I have a recurrence relation as follows
$ \left\{ \begin{array}{ll} R_0=H & \mbox{if } n = 0 \\ R_1 =sR_0 \hspace{.1cm} A & \mbox{if }n=1\\ R_{n+2} =\frac{s}{n+2}\{ R_{n+1} \hspace{.1cm}A+ s\hspace{.1cm} R_{n} \hspace{.1cm}B\} & \mbox{if }n>= 2\\ \end{array} \right. \tag 1$
And we have defined $R =\sum_{n=0}^{\infty} R_n \tag 2$ This is a converging series
Specifications
H,A,B are constant matrices with dimension $3 \times 3$ and s is a constant
R has dimension $ 3 \times 3$
A,B are skew symmetric matrices with determinant $0$
H is a rotation 3D matrix.
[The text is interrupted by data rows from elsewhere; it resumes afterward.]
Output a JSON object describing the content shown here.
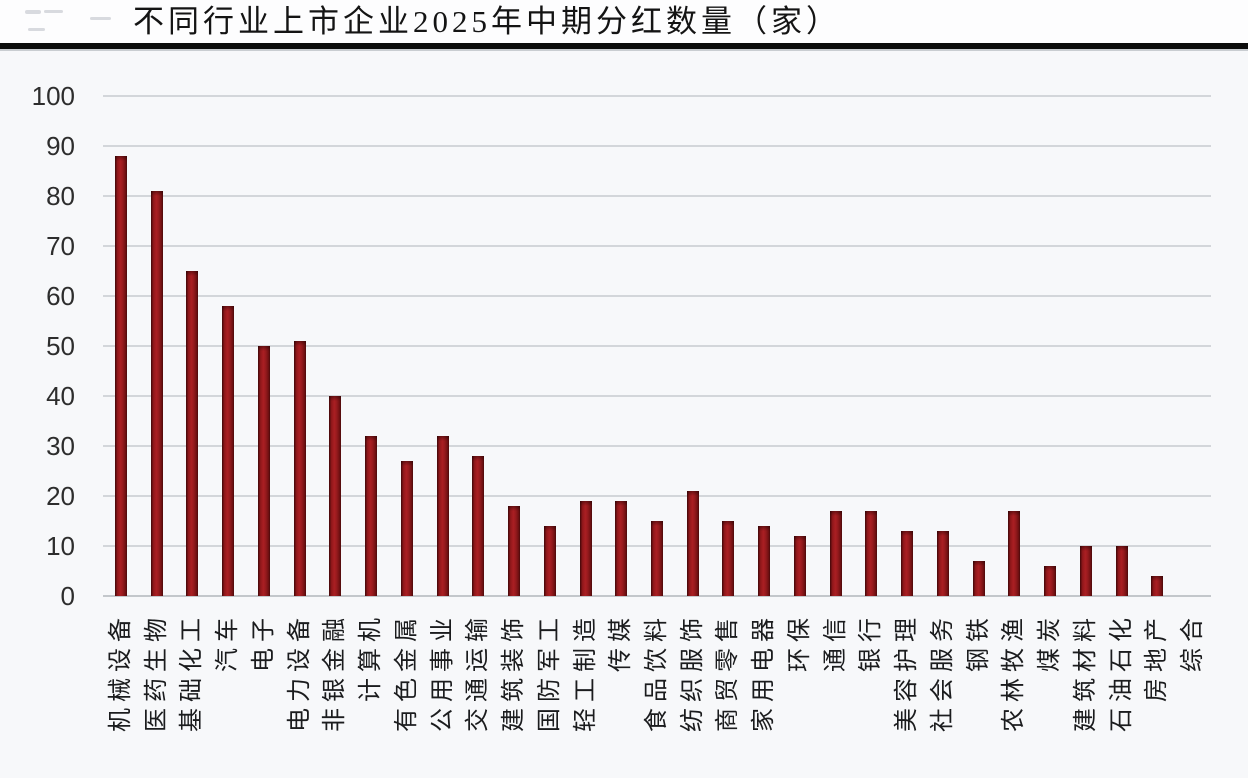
{
  "title": "不同行业上市企业2025年中期分红数量（家）",
  "chart_data": {
    "type": "bar",
    "title": "不同行业上市企业2025年中期分红数量（家）",
    "categories": [
      "机械设备",
      "医药生物",
      "基础化工",
      "汽车",
      "电子",
      "电力设备",
      "非银金融",
      "计算机",
      "有色金属",
      "公用事业",
      "交通运输",
      "建筑装饰",
      "国防军工",
      "轻工制造",
      "传媒",
      "食品饮料",
      "纺织服饰",
      "商贸零售",
      "家用电器",
      "环保",
      "通信",
      "银行",
      "美容护理",
      "社会服务",
      "钢铁",
      "农林牧渔",
      "煤炭",
      "建筑材料",
      "石油石化",
      "房地产",
      "综合"
    ],
    "values": [
      88,
      81,
      65,
      58,
      50,
      51,
      40,
      32,
      27,
      32,
      28,
      18,
      14,
      19,
      19,
      15,
      21,
      15,
      14,
      12,
      17,
      17,
      13,
      13,
      7,
      17,
      6,
      10,
      10,
      4,
      0
    ],
    "xlabel": "",
    "ylabel": "",
    "ylim": [
      0,
      100
    ],
    "ytick_step": 10,
    "grid": true,
    "legend": "none",
    "bar_color": "#9E1C20",
    "gridline_color": "#d3d6da",
    "axis_text_color": "#2d2d2d",
    "title_color": "#141414"
  }
}
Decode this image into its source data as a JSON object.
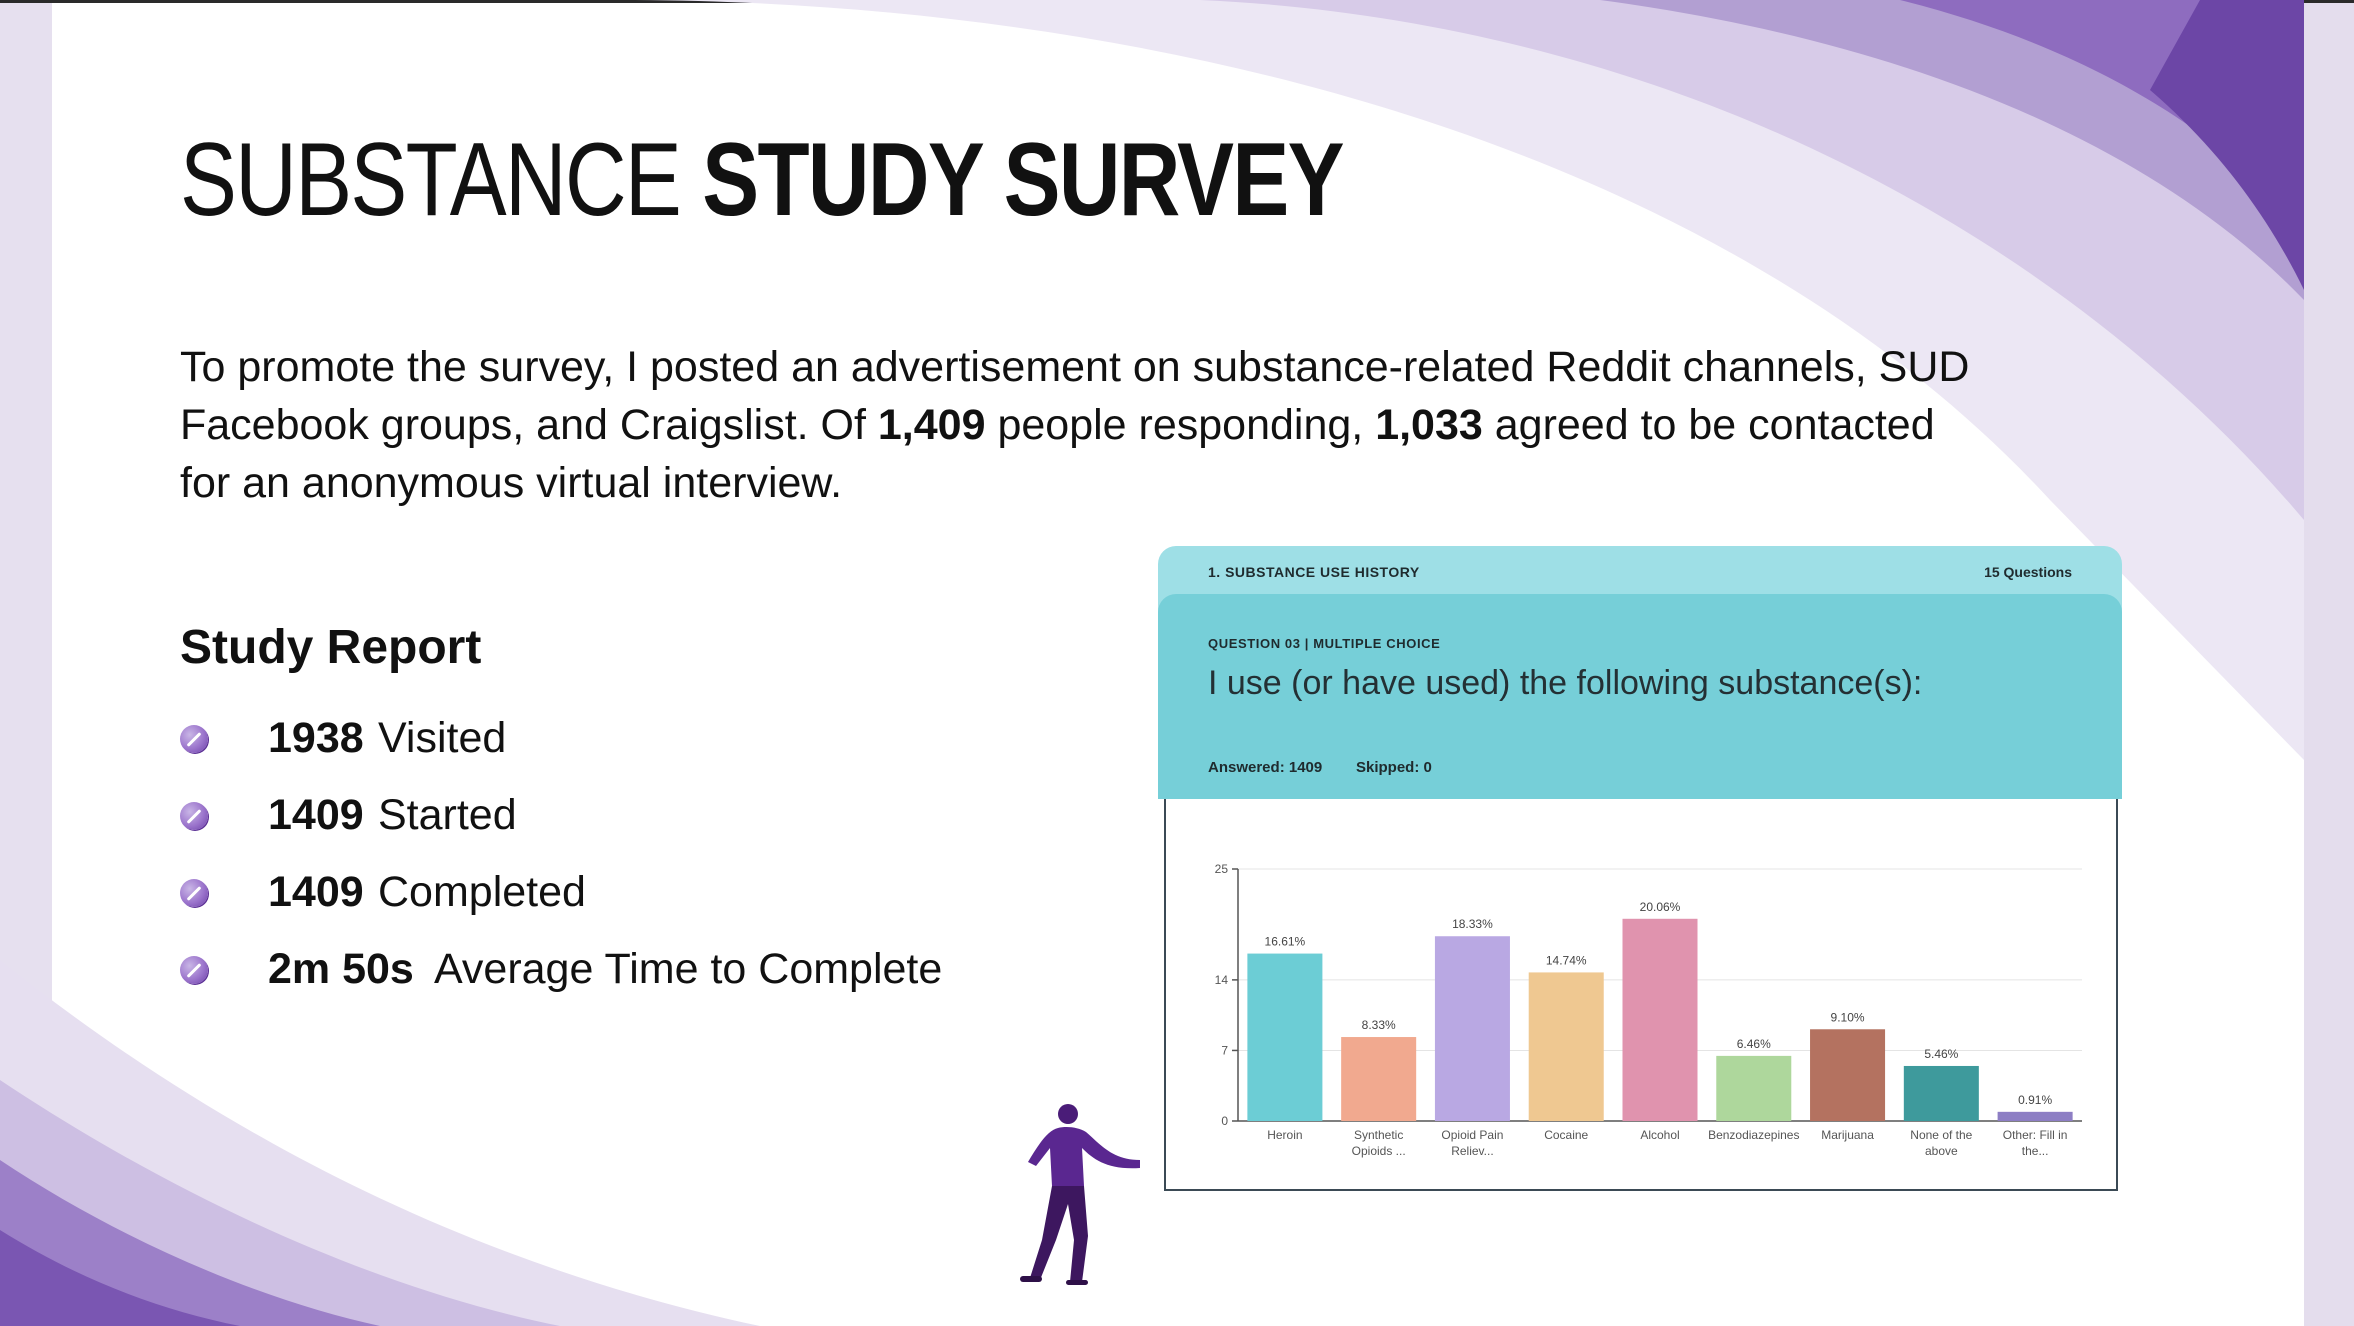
{
  "slide": {
    "title_light": "SUBSTANCE",
    "title_bold": "STUDY SURVEY",
    "intro": {
      "part1": "To promote the survey, I posted an advertisement on substance-related Reddit channels, SUD Facebook groups, and Craigslist. Of ",
      "responding_count": "1,409",
      "part2": " people responding, ",
      "agreed_count": "1,033",
      "part3": " agreed to be contacted for an anonymous virtual interview."
    },
    "report": {
      "heading": "Study Report",
      "items": [
        {
          "value": "1938",
          "label": "Visited"
        },
        {
          "value": "1409",
          "label": "Started"
        },
        {
          "value": "1409",
          "label": "Completed"
        },
        {
          "value": "2m 50s",
          "label": "Average Time to Complete"
        }
      ]
    }
  },
  "survey": {
    "section_label": "1. SUBSTANCE USE HISTORY",
    "question_count": "15 Questions",
    "question_meta": "QUESTION 03 | MULTIPLE CHOICE",
    "question_text": "I use (or have used) the following substance(s):",
    "answered": "Answered: 1409",
    "skipped": "Skipped: 0"
  },
  "colors": {
    "accent_purple": "#6a3fa6",
    "card_header": "#9edfe6",
    "question_panel": "#76cfd8"
  },
  "chart_data": {
    "type": "bar",
    "title": "",
    "xlabel": "",
    "ylabel": "",
    "ylim": [
      0,
      25
    ],
    "yticks": [
      0,
      7,
      14,
      25
    ],
    "grid": true,
    "categories": [
      [
        "Heroin"
      ],
      [
        "Synthetic",
        "Opioids ..."
      ],
      [
        "Opioid Pain",
        "Reliev..."
      ],
      [
        "Cocaine"
      ],
      [
        "Alcohol"
      ],
      [
        "Benzodiazepines"
      ],
      [
        "Marijuana"
      ],
      [
        "None of the",
        "above"
      ],
      [
        "Other: Fill in",
        "the..."
      ]
    ],
    "values": [
      16.61,
      8.33,
      18.33,
      14.74,
      20.06,
      6.46,
      9.1,
      5.46,
      0.91
    ],
    "labels": [
      "16.61%",
      "8.33%",
      "18.33%",
      "14.74%",
      "20.06%",
      "6.46%",
      "9.10%",
      "5.46%",
      "0.91%"
    ],
    "colors": [
      "#6ccdd5",
      "#f1a98f",
      "#b9a8e3",
      "#efc891",
      "#e093ae",
      "#aed79c",
      "#b47260",
      "#3e9a9c",
      "#8d7ec4"
    ]
  }
}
Implies orthogonal and determinant 1
$$A=\left( \begin{array}{ccc} 0 & -c_0 & b_0 \\ c_0 & 0 & -a_0 \\ -b_0 & a_0 & 0 \\ \end{array} \right).$$ $$B=\left( \begin{array}{ccc} 0 & -(c_1-c_0) & (b_1-b_0) \\ (c_1-c_0) & 0 & -(a_1-a_0) \\ -(b_1-b_0) & (a_1-a_0) & 0 \\ \end{array} \right).$$
NB: All entries of the matrices $A$, $B$ are constants,can't be altered
Question
How can we find as a finite result following expressions
- $Trace(R )$
- $R -R ^T$